Myocardial Injury in Peritoneal Dialysis Patients Assessed by Multiparametric MRI: Relationship With Left Ventricular Phenotypes

J Magn Reson Imaging. 2024 Feb 4. doi: 10.1002/jmri.29261. Online ahead of print.

Abstract

Background: Myocardial injury is common in end-stage renal disease (ESRD) patients, but the presence and severity of myocardial injury in different left ventricular (LV) phenotypes were still not fully explored.

Purpose: To evaluate myocardial tissue characteristics and deformation in ESRD patients on peritoneal dialysis separated into normal geometry, concentric remodeling, concentric left ventricular hypertrophy (LVH) and eccentric LVH patterns by multiparametric cardiac MRI.

Study type: Prospective.

Population: A total of 142 subjects, including 102 on peritoneal dialysis (69 males) and 40 healthy controls (27 males).

Field strength/sequence: At 3.0 T, cine sequence, T1 mapping and T2 mapping.

Assessment: LV mass index and LV remodeling index were used to create four subgroups with normal geometry, concentric remodeling, concentric LVH, and eccentric LVH. LV function, strain and strain rate, myocardial native T1 and T2 were measured.

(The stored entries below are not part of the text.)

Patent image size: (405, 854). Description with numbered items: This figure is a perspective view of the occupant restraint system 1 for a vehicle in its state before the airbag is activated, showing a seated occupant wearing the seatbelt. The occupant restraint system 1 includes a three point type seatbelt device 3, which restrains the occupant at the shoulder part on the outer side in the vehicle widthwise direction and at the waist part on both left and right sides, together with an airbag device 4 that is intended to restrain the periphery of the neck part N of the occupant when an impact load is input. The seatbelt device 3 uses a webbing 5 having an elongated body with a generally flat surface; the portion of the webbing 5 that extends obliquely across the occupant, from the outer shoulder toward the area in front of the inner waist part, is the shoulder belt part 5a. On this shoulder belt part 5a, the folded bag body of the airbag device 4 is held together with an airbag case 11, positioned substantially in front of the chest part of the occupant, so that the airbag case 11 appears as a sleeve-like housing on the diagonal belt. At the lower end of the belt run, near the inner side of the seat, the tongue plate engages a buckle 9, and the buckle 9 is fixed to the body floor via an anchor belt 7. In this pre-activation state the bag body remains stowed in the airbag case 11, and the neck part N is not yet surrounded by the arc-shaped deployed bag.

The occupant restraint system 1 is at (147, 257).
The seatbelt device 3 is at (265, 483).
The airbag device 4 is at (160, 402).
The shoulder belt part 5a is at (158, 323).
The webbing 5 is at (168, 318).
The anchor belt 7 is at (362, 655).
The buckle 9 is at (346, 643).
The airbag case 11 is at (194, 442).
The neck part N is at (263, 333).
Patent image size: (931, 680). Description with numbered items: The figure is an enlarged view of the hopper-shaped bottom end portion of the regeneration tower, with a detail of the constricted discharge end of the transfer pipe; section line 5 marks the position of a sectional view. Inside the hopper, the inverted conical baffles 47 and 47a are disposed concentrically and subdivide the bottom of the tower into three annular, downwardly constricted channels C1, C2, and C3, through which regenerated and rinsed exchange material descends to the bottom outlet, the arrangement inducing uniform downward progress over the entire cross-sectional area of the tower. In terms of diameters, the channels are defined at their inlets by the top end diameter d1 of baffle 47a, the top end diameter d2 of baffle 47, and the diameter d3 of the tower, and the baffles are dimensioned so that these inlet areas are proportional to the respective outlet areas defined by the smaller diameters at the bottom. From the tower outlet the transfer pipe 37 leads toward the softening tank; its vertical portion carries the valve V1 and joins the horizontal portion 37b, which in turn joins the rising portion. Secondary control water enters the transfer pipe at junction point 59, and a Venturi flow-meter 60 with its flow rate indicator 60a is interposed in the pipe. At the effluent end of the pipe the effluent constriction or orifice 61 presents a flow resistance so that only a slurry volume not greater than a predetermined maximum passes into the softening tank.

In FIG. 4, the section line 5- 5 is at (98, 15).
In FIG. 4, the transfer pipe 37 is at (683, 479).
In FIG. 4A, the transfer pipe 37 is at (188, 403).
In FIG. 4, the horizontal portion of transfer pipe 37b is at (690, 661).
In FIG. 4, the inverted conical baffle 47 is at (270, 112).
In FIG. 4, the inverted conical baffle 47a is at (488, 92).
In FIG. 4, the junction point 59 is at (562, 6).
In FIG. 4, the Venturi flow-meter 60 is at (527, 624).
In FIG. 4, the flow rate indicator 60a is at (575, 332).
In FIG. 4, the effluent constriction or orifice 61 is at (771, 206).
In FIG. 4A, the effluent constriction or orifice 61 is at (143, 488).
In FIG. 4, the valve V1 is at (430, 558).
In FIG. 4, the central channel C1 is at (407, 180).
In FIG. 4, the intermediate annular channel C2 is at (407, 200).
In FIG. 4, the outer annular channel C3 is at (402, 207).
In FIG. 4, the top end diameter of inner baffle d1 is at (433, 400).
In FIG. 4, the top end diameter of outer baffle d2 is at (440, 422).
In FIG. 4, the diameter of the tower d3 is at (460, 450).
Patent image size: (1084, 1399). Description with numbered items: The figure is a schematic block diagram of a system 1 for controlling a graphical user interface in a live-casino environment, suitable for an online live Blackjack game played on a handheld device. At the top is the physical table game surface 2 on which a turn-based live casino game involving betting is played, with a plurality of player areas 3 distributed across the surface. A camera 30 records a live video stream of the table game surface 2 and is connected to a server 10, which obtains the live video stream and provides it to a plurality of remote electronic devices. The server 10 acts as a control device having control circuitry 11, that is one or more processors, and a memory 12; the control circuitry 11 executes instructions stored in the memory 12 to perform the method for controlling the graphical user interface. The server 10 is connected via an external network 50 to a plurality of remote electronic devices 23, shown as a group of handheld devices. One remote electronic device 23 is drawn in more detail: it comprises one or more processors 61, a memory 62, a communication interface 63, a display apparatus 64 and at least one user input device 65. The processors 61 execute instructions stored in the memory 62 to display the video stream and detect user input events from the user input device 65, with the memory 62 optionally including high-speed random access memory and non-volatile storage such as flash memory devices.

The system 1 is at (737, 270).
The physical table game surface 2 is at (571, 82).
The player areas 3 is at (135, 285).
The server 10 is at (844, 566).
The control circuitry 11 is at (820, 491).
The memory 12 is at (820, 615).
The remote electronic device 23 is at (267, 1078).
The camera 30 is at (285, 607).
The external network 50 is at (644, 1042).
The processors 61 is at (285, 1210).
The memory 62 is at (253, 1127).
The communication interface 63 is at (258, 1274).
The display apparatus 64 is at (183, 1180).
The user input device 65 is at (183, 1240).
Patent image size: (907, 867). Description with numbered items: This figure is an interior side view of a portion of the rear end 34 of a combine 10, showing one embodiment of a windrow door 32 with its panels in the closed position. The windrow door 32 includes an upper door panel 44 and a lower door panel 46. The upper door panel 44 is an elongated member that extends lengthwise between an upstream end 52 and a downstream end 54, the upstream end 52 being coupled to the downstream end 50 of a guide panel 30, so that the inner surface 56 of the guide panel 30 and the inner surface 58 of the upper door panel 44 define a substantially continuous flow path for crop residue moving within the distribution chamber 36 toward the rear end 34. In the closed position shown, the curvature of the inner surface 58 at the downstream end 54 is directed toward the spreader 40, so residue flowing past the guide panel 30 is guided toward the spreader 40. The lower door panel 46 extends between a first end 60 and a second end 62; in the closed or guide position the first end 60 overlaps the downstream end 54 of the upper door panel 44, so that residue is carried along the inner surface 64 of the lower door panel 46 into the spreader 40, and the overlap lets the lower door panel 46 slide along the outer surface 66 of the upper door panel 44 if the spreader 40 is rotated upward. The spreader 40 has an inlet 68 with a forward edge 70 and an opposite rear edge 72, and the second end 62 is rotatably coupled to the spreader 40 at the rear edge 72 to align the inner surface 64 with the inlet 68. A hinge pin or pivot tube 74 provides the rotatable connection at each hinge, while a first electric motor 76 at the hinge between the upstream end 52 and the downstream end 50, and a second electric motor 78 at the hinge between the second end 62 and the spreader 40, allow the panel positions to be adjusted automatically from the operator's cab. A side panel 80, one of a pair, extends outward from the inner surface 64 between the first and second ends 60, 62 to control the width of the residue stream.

Statistical tests: Descriptive statistics, analysis of variance and analysis of covariance, Pearson/Spearman correlation, stepwise regression, and intraclass correlation coefficient. P-value <0.05 was considered statistically significant.

Results: Even in normal geometry, LV strain parameters still diminished compared with the controls (global radial strain: 30.5 ± 7.7% vs. 37.1 ± 7.9%; global circumferential strain: -18.2 ± 2.6% vs. -20.6 ± 2.2%; global longitudinal strain: -13.3 ± 2.5% vs. -16.0 ± 2.8%). Eccentric LVH had significantly lower global circumferential systolic strain rate than concentric LVH (-0.82 ± 0.21%/- second vs. -0.96 ± 0.20%/- second). Compared with the controls, the four subgroups all revealed elevated native T1 and T2, especially in eccentric LVH, while concentric remodeling had the least changes including native T1, T2, and LV ejection fraction. After adjusting for covariates, there was no statistically significant difference in T2 between the four subgroups (P = 0.359).

Data conclusions: Eccentric LVH is associated with the most pronounced evidence of myocardial tissue characteristics and function impairment, while as a benign remodeling, the concentric remodeling subgroup had the least increase in native T1. This study further confirms that native T1 and strain indicators can reflect the severity of myocardial injury in ESRD, providing better histological and functional basis for future grouping treatments.

Level of evidence: 1 TECHNICAL EFFICACY: Stage 3.

Keywords: cardiac magnetic resonance imaging; end-stage renal disease; left ventricular phenotype; native T1/T2 mapping.